I’ve listened to audiobooks off and on for years, my enjoyment of them seeming to come in waves. More than once, I’ve started to listen to a book and stopped because I just couldn’t get into it, yet when I actually sat down to read the book I loved it. I’ve noticed that it takes a certain type of book for me to want to listen to it being read to me. It needs a quick plot, some action, and not a lot of detailed description.

That’s why The Hunger Games trilogy has been the perfect listening experience the last few weeks. It’s fast-paced and exciting with no need for extra concentration. I can drive safely and enjoy a good story. I’ve been enjoying it so much that my mom has been wondering why I’ve been calling so infrequently.
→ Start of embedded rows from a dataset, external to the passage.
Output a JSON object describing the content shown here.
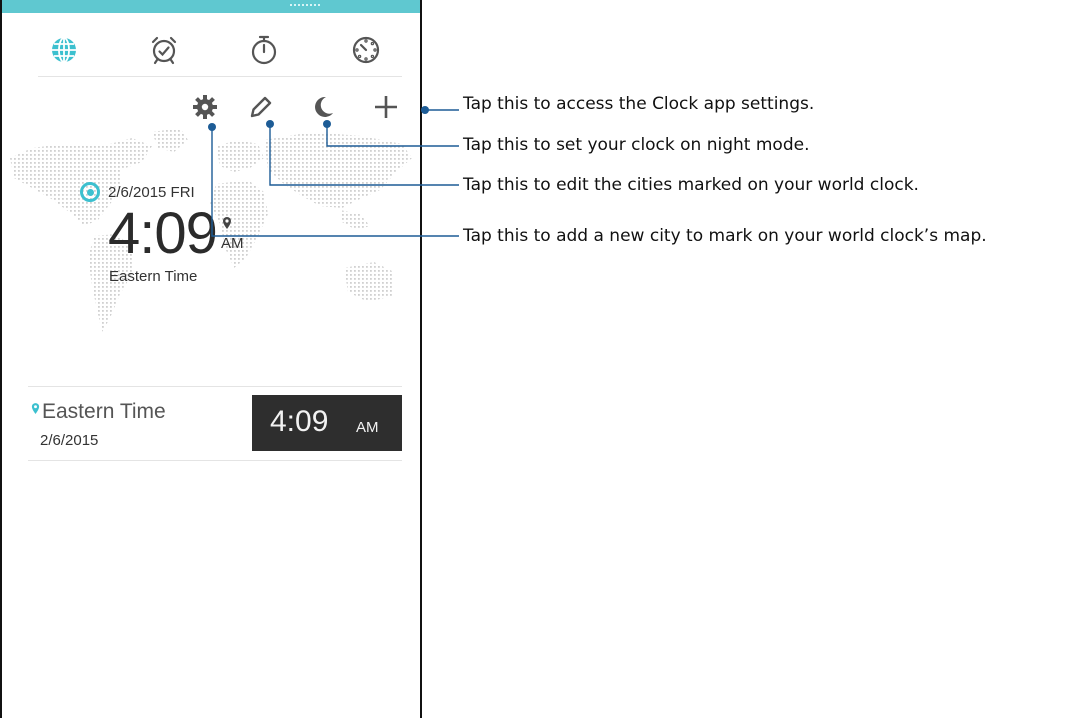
{
  "tabs": [
    {
      "name": "world-clock",
      "icon": "globe-icon",
      "active": true
    },
    {
      "name": "alarm",
      "icon": "alarm-clock-icon",
      "active": false
    },
    {
      "name": "stopwatch",
      "icon": "stopwatch-icon",
      "active": false
    },
    {
      "name": "timer",
      "icon": "timer-icon",
      "active": false
    }
  ],
  "actions": [
    {
      "name": "settings",
      "icon": "gear-icon"
    },
    {
      "name": "edit",
      "icon": "pencil-icon"
    },
    {
      "name": "night-mode",
      "icon": "moon-icon"
    },
    {
      "name": "add-city",
      "icon": "plus-icon"
    }
  ],
  "world_clock": {
    "date": "2/6/2015 FRI",
    "time": "4:09",
    "ampm": "AM",
    "zone": "Eastern Time"
  },
  "cities": [
    {
      "name": "Eastern Time",
      "date": "2/6/2015",
      "time": "4:09",
      "ampm": "AM"
    }
  ],
  "callouts": [
    "Tap this to access the Clock app settings.",
    "Tap this to set your clock on night mode.",
    "Tap this to edit the cities marked on your world clock.",
    "Tap this to add a new city to mark on your world clock’s map."
  ],
  "colors": {
    "accent": "#3cc0cf",
    "status_bar": "#5fc8d0",
    "callout_line": "#1d5c96",
    "time_box": "#2e2e2e"
  }
}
Have you listened to many audiobooks? What are your thoughts?

- Linette

Study Distractions

September 23rd, 2011

These days I’ve only been working and studying – of course, with the occasional study break. These are some of the things I’ve been distracting myself with:

Walking around Trout Lake

Reading Walker Percy’s Love in the Ruins

Watching new Fall TV

Knitting knee socks

Baking Power Cookies

What have you been doing now that fall weather is here?

- Linette

 

 

I Heart Sloane Crosley

September 21st, 2011

It’s true, you can tell my fiance that (she already knows). Sloane Crosley is an unexpected gift: a humorous intellectual, an essayist who not only plays with words, not only has a flair for the dramatic, but is also incredibly thoughtful and moving. As David Sedaris says of her, “How sure-footed and observant she is. How perfectly, relentlessly funny.” I’m 200-pages into her second book and couldn’t recommend her highly enough. Her stories range topically from horrible roommates to getting lost in Portugal to the etiquette and culture of public washrooms. She tells each of them with equal charm and wit. I’m totally crushed.